What the Numbers Mean
Each number of the Richter scale is equal to a ten-fold increase in the magnitude of an earthquake. In other words, an earthquake measuring 6.0 on this scale has a magnitude ten times greater than a 5.0 quake. One whole number increase also indicates that about 31 times more energy was released during a quake.
| Magnitude | Class | Effects |
|---|---|---|
| 2.0 or less | Micro | Cannot be felt. |
| 2.1 - 3.9 | Minor | Many are not felt, although those at the higher end may be. May cause very minor damage. |
| 4.0 - 4.9 | Light | Can be felt. General shaking, but usually only minor damage. |
| 5.0 - 5.9 | Moderate | Can cause slight to moderate damage to structures. |
| 6.0 - 6.9 | Strong | Can cause significant damage, especially in populated areas. |
| 7.0 - 7.9 | Major | Causes serious, widespread damage. |
| 8.0 - 9.9 | Great | Extremely destructive.
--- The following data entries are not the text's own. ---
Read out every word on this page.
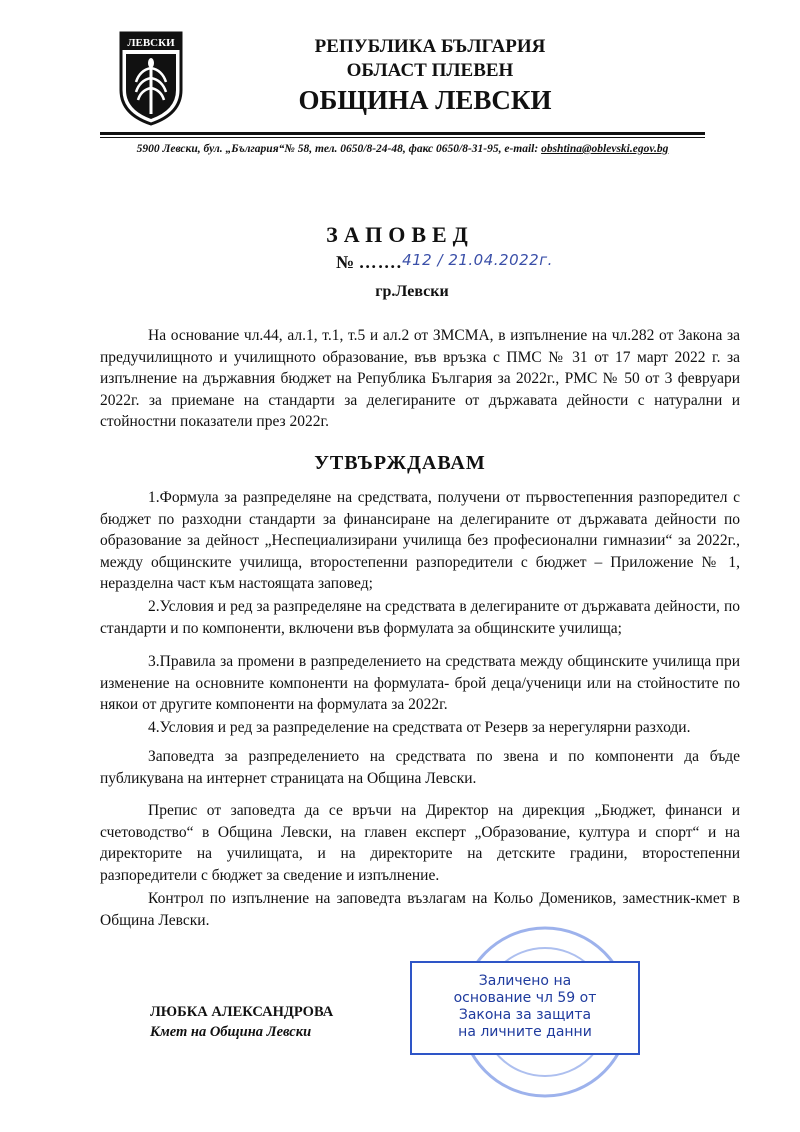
ЛЕВСКИ	РЕПУБЛИКА БЪЛГАРИЯ
ОБЛАСТ ПЛЕВЕН
ОБЩИНА ЛЕВСКИ
5900 Левски, бул. „България“№ 58, тел. 0650/8-24-48, факс 0650/8-31-95, e-mail: obshtina@oblevski.egov.bg
ЗАПОВЕД
№ …….412 / 21.04.2022г.
гр.Левски
На основание чл.44, ал.1, т.1, т.5 и ал.2 от ЗМСМА, в изпълнение на чл.282 от Закона за предучилищното и училищното образование, във връзка с ПМС № 31 от 17 март 2022 г. за изпълнение на държавния бюджет на Република България за 2022г., РМС № 50 от 3 февруари 2022г. за приемане на стандарти за делегираните от държавата дейности с натурални и стойностни показатели през 2022г.
УТВЪРЖДАВАМ
1.Формула за разпределяне на средствата, получени от първостепенния разпоредител с бюджет по разходни стандарти за финансиране на делегираните от държавата дейности по образование за дейност „Неспециализирани училища без професионални гимназии“ за 2022г., между общинските училища, второстепенни разпоредители с бюджет – Приложение № 1, неразделна част към настоящата заповед;
2.Условия и ред за разпределяне на средствата в делегираните от държавата дейности, по стандарти и по компоненти, включени във формулата за общинските училища;
3.Правила за промени в разпределението на средствата между общинските училища при изменение на основните компоненти на формулата- брой деца/ученици или на стойностите по някои от другите компоненти на формулата за 2022г.
4.Условия и ред за разпределение на средствата от Резерв за нерегулярни разходи.
Заповедта за разпределението на средствата по звена и по компоненти да бъде публикувана на интернет страницата на Община Левски.
Препис от заповедта да се връчи на Директор на дирекция „Бюджет, финанси и счетоводство“ в Община Левски, на главен експерт „Образование, култура и спорт“ и на директорите на училищата, и на директорите на детските градини, второстепенни разпоредители с бюджет за сведение и изпълнение.
Контрол по изпълнение на заповедта възлагам на Кольо Домеников, заместник-кмет в Община Левски.
ЛЮБКА АЛЕКСАНДРОВА
Кмет на Община Левски
Заличено на
основание чл 59 от
Закона за защита
на личните данни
Can completely destroy entire communities. |
It is theoretically possible to have an earthquake of 10.0 or stronger, although this has never been recorded. Such a quake would be classified as Massive, and cause devastation across a very wide area.
Magnitude vs. Damage
It is important to distinguish between the magnitude of an earthquake and damage it causes. Although higher numbers usually indicate more damage — and such earthquakes are often described in terms of damage — the Richter scale cannot be used as a direct measurement of the destructive force of a quake. Many factors contribute to the amount of destruction and loss of life caused by an earthquake, including the population of the area, the type of building construction, the type of earthquake, and how deep the quake is. A 5.0 magnitude quake hitting a densely populated area with old or poorly constructed buildings, for example, is likely to do more damage than a 7.0 earthquake that occurs in a remote region with few people or structures.
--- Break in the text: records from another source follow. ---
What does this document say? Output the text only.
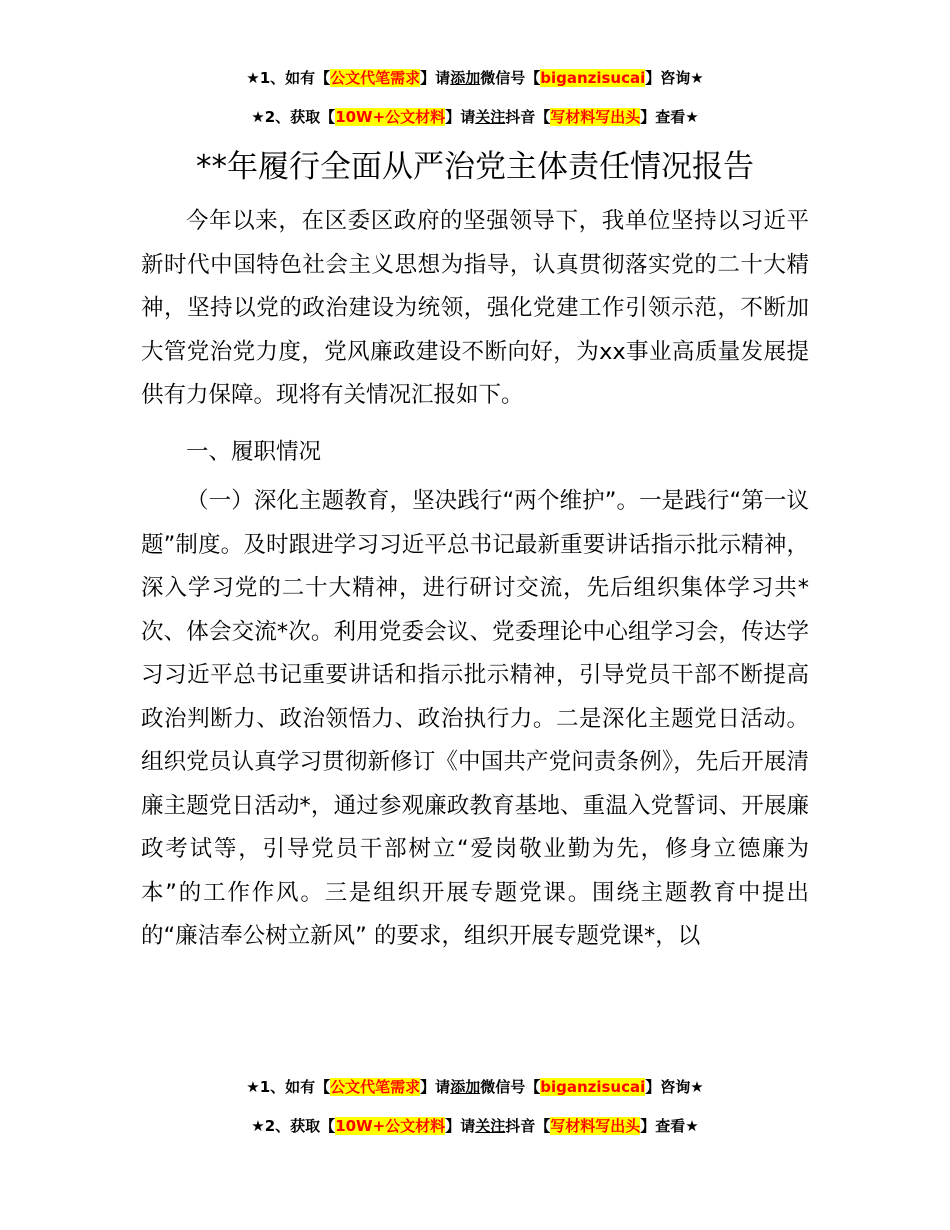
★1、如有【公文代笔需求】请添加微信号【biganzisucai】咨询★
★2、获取【10W+公文材料】请关注抖音【写材料写出头】查看★
**年履行全面从严治党主体责任情况报告

今年以来，在区委区政府的坚强领导下，我单位坚持以习近平新时代中国特色社会主义思想为指导，认真贯彻落实党的二十大精神，坚持以党的政治建设为统领，强化党建工作引领示范，不断加大管党治党力度，党风廉政建设不断向好，为xx事业高质量发展提供有力保障。现将有关情况汇报如下。

一、履职情况

（一）深化主题教育，坚决践行“两个维护”。一是践行“第一议题”制度。及时跟进学习习近平总书记最新重要讲话指示批示精神，深入学习党的二十大精神，进行研讨交流，先后组织集体学习共*次、体会交流*次。利用党委会议、党委理论中心组学习会，传达学习习近平总书记重要讲话和指示批示精神，引导党员干部不断提高政治判断力、政治领悟力、政治执行力。二是深化主题党日活动。组织党员认真学习贯彻新修订《中国共产党问责条例》，先后开展清廉主题党日活动*，通过参观廉政教育基地、重温入党誓词、开展廉政考试等，引导党员干部树立“爱岗敬业勤为先，修身立德廉为本”的工作作风。三是组织开展专题党课。围绕主题教育中提出的“廉洁奉公树立新风” 的要求，组织开展专题党课*，以

★1、如有【公文代笔需求】请添加微信号【biganzisucai】咨询★
★2、获取【10W+公文材料】请关注抖音【写材料写出头】查看★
How Earthquakes Are Recorded
Seismographs record the magnitude of an earthquake. These devices detect waves traveling through the earth and portray them as a series of lines that move up and down. Greater movement in the earth creates more extreme differences — or amplitude — in the lines that are recorded, creating a visual representation of the earthquake's waves.
The Richter scale is based on measuring the intensity of this difference. Higher numbers come from more extreme recorded patterns. In most cases, the seismograph isn't actually at the epicenter of an earthquake, however; it's often at least some distance away from the place where the quake actually occurs. Based on this distance, the machine is specially calibrated so that scientists can determine what the magnitude that it recorded would have been if it was actually located at the center of the quake.
Limitations
News releases about an earthquake can be confusing, as evaluating the actual magnitude often takes time. A preliminary value is usually released to provide an approximation for the power of the quake, but this does not always match the official value released after the data is fully analyzed.
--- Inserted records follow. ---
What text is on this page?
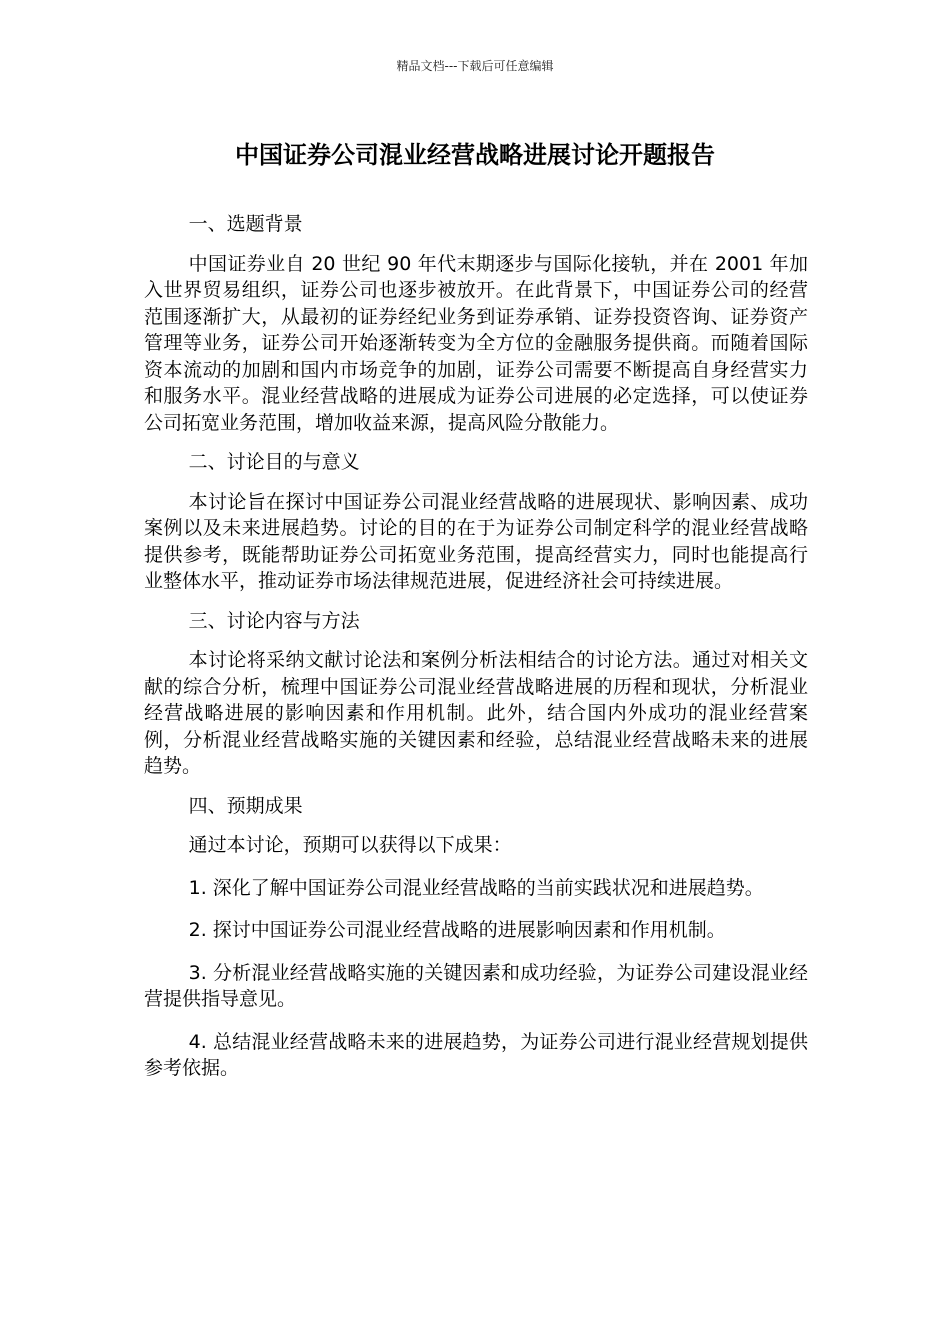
精品文档---下载后可任意编辑
中国证券公司混业经营战略进展讨论开题报告

一、选题背景

中国证券业自 20 世纪 90 年代末期逐步与国际化接轨，并在 2001 年加入世界贸易组织，证券公司也逐步被放开。在此背景下，中国证券公司的经营范围逐渐扩大，从最初的证券经纪业务到证券承销、证券投资咨询、证券资产管理等业务，证券公司开始逐渐转变为全方位的金融服务提供商。而随着国际资本流动的加剧和国内市场竞争的加剧，证券公司需要不断提高自身经营实力和服务水平。混业经营战略的进展成为证券公司进展的必定选择，可以使证券公司拓宽业务范围，增加收益来源，提高风险分散能力。

二、讨论目的与意义

本讨论旨在探讨中国证券公司混业经营战略的进展现状、影响因素、成功案例以及未来进展趋势。讨论的目的在于为证券公司制定科学的混业经营战略提供参考，既能帮助证券公司拓宽业务范围，提高经营实力，同时也能提高行业整体水平，推动证券市场法律规范进展，促进经济社会可持续进展。

三、讨论内容与方法

本讨论将采纳文献讨论法和案例分析法相结合的讨论方法。通过对相关文献的综合分析，梳理中国证券公司混业经营战略进展的历程和现状，分析混业经营战略进展的影响因素和作用机制。此外，结合国内外成功的混业经营案例，分析混业经营战略实施的关键因素和经验，总结混业经营战略未来的进展趋势。

四、预期成果

通过本讨论，预期可以获得以下成果：

1. 深化了解中国证券公司混业经营战略的当前实践状况和进展趋势。

2. 探讨中国证券公司混业经营战略的进展影响因素和作用机制。

3. 分析混业经营战略实施的关键因素和成功经验，为证券公司建设混业经营提供指导意见。

4. 总结混业经营战略未来的进展趋势，为证券公司进行混业经营规划提供参考依据。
The Richter Magnitude Scale was developed in 1935, and it does have some additional limitations. Earthquakes with a magnitude above about 8.0 cannot be measured very accurately using this scale. While there is no upper limit, measurements are not as precise because of how they are made. The scale uses the size of the largest waves recorded by a seismograph, which ignores the smaller but steadier waves created by a quake. These smaller types of waves are more likely to cause structural damage during an earthquake since they tend to occur for longer periods of time.
Alternative Scales
To accurately record Great earthquakes, a system called the moment magnitude scale (MMS) is often used. This scale is based on all waves created in an earthquake, including those that may take almost two minutes to reach the device that records them. Although most current earthquakes are actually measured by this scale, they are still frequently described as registering some number on the Richter scale.
Another way to measure earthquakes is with the Mercalli Intensity scale, which measures how the surface of the earth reacts to the movement. This scale has 12 levels, written in Roman numerals, and was created to be easier for the average person to understand. For example, an earthquake that rates a III on the Mercalli scale feels similar to the vibrations caused when a large truck passes by, and can be felt, but is not always recognized as an earthquake. A quake rated a VI is clearly felt, moves furniture around, and can even knock some plaster from walls, but does not cause major damage. A IX causes considerable damage, and may cause buildings to partially collapse; a XII, the highest rating, indicates a quake that throws items into the air and causes major destruction.